Class action lawsuits brought under the Telephone Consumer Protection Act (TCPA) can have serious financial consequences if the class is certified as damages can be up to $1,500 per call. For this reason, if a plaintiff wins a motion for class certification, the case will often settle as the defendant cannot risk a catastrophic financial reward. But occasionally, circumstances arise and the judge can reconsider certification as recently occurred in the Northern District of Illinois.

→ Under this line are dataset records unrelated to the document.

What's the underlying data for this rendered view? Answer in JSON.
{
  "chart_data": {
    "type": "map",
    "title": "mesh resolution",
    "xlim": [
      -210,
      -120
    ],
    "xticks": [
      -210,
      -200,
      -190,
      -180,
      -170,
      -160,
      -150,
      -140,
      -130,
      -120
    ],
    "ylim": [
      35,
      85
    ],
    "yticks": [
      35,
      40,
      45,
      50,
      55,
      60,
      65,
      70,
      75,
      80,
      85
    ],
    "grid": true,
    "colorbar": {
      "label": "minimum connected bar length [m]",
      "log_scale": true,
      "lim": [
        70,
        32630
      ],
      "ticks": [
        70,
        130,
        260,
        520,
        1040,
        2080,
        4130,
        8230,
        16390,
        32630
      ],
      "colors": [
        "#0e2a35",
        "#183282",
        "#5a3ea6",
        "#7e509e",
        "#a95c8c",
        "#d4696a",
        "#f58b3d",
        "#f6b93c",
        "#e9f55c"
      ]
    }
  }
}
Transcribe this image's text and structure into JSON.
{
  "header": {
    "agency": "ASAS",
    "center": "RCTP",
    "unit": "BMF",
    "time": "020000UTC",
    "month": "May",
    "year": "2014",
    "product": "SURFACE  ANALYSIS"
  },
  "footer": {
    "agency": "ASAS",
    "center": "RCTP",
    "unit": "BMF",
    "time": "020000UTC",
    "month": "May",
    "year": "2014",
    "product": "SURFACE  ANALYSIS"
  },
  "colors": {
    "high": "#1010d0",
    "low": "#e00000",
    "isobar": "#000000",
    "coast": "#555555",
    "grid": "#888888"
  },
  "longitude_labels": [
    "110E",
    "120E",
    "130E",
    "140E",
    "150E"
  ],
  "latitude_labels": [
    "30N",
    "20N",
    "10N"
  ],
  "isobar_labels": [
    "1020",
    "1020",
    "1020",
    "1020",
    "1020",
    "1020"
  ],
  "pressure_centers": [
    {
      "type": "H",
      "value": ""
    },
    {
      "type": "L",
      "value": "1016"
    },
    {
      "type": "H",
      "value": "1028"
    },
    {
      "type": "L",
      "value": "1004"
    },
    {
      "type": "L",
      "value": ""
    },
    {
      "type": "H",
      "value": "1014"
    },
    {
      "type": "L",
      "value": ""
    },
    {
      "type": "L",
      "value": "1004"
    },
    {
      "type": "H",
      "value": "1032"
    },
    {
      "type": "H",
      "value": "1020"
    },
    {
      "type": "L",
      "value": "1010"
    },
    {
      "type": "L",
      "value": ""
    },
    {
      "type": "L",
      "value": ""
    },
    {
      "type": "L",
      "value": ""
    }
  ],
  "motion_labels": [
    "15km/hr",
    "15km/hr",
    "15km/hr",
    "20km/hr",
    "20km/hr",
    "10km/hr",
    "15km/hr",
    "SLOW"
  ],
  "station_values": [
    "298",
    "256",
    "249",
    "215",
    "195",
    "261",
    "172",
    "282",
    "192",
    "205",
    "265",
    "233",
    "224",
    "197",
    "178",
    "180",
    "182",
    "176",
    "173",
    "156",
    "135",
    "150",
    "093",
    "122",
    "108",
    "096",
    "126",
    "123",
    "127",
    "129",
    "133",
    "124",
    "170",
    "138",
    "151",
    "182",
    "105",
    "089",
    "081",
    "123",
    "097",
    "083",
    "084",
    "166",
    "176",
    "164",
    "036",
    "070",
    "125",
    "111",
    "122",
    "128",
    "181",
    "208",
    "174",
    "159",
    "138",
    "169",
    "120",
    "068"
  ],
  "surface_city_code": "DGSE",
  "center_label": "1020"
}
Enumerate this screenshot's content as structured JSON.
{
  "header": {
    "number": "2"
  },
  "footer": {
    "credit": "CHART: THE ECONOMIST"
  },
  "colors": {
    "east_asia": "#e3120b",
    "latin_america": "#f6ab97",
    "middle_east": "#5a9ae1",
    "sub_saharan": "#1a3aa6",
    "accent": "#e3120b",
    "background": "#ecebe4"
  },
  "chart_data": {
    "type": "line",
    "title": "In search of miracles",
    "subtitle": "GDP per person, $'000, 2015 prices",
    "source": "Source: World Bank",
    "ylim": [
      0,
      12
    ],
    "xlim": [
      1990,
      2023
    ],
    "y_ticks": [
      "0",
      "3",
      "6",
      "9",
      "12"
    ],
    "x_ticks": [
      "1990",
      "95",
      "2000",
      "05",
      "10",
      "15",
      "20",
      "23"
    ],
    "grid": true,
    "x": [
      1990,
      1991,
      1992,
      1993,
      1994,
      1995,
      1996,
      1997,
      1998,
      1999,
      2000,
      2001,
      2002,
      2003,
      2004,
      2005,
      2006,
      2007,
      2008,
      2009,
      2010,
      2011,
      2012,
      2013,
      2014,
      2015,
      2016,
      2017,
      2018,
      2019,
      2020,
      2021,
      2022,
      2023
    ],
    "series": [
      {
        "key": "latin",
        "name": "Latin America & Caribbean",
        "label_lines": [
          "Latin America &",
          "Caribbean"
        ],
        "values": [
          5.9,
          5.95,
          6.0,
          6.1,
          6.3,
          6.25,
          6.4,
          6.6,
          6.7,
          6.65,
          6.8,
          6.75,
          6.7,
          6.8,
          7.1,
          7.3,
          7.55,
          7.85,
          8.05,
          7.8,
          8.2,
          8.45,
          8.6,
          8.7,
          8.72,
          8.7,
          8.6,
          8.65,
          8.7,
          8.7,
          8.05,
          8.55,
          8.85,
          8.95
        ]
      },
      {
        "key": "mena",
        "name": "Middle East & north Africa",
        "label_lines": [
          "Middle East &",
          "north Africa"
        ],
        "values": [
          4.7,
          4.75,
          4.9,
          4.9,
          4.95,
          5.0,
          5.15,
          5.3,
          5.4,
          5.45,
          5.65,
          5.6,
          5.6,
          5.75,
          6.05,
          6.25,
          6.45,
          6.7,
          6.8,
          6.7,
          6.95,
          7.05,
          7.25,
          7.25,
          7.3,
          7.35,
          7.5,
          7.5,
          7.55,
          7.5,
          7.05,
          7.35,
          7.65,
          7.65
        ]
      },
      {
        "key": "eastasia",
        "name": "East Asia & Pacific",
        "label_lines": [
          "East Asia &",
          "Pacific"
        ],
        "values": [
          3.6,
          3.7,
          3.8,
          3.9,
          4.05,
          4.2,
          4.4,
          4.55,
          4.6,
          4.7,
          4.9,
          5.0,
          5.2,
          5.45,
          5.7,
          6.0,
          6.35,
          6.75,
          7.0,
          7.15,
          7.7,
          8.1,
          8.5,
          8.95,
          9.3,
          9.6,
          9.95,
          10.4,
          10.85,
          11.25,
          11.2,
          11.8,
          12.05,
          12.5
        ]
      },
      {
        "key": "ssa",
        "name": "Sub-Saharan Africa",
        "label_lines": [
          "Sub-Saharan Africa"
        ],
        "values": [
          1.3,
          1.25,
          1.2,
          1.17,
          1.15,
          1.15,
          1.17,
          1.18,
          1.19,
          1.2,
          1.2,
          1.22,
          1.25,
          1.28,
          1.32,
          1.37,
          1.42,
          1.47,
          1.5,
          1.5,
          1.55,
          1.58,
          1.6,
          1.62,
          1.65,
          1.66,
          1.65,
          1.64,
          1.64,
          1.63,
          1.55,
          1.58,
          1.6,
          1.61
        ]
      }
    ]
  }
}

In Brodsky v. HumanaDental Ins. Co., 2017 U.S. Dist. LEXIS 137608 (N.D. Ill. Aug. 28, 2017), Judge Robert Blakely decertified a TCPA class action after the court determined it would have to conduct a series of mini-trials to determine whether the fax recipients had prior business relationships or provided consent to receive faxes from HumanaDental Insurance Company. Brodsky had alleged he received faxes from HumanaDental Insurance Company that failed to comply with the TCPA’s Solicited Fax Rule, which requires an opt-out notice on certain faxes.
As discussed in a previous article, the D.C. Circuit struck down the Solicited Fax Rule in Bais Yaakov of Spring Valley v. Federal Communications Commission, 852 F.3d 1078 (D.C. Cir. 2017), holding it unlawful to the extent that it requires opt-out notices on solicited faxes. The court held the clear text of the TCPA reaches only unsolicited fax advertisements and that the FCC did not have authority to enforce a rule governing solicited faxes.
Relying on Bais Yaakov, Judge Blakely held that to determine whether any member of the proposed class had a TCPA claim, he would first have to determine whether the proposed class member solicited the faxes. This issue of individual consent meant that class treatment was no longer appropriate under federal class action rules.
A growing number of courts have held Bais Yaakov is good law outside of the D.C. Circuit. For example, the Sixth Circuit recently affirmed in a TCPA class action that (1) Bais Yaakov is controlling and invalidates the Solicited Fax Rule; and (2) whether faxes were solicited or unsolicited prevented common questions from predominating and denied class certification. Sandusky Wellness Ctr. Ltd. Liab. Co. v. ASD Specialty Healthcare, Inc., 863 F.3d 460 (6th Cir. 2017).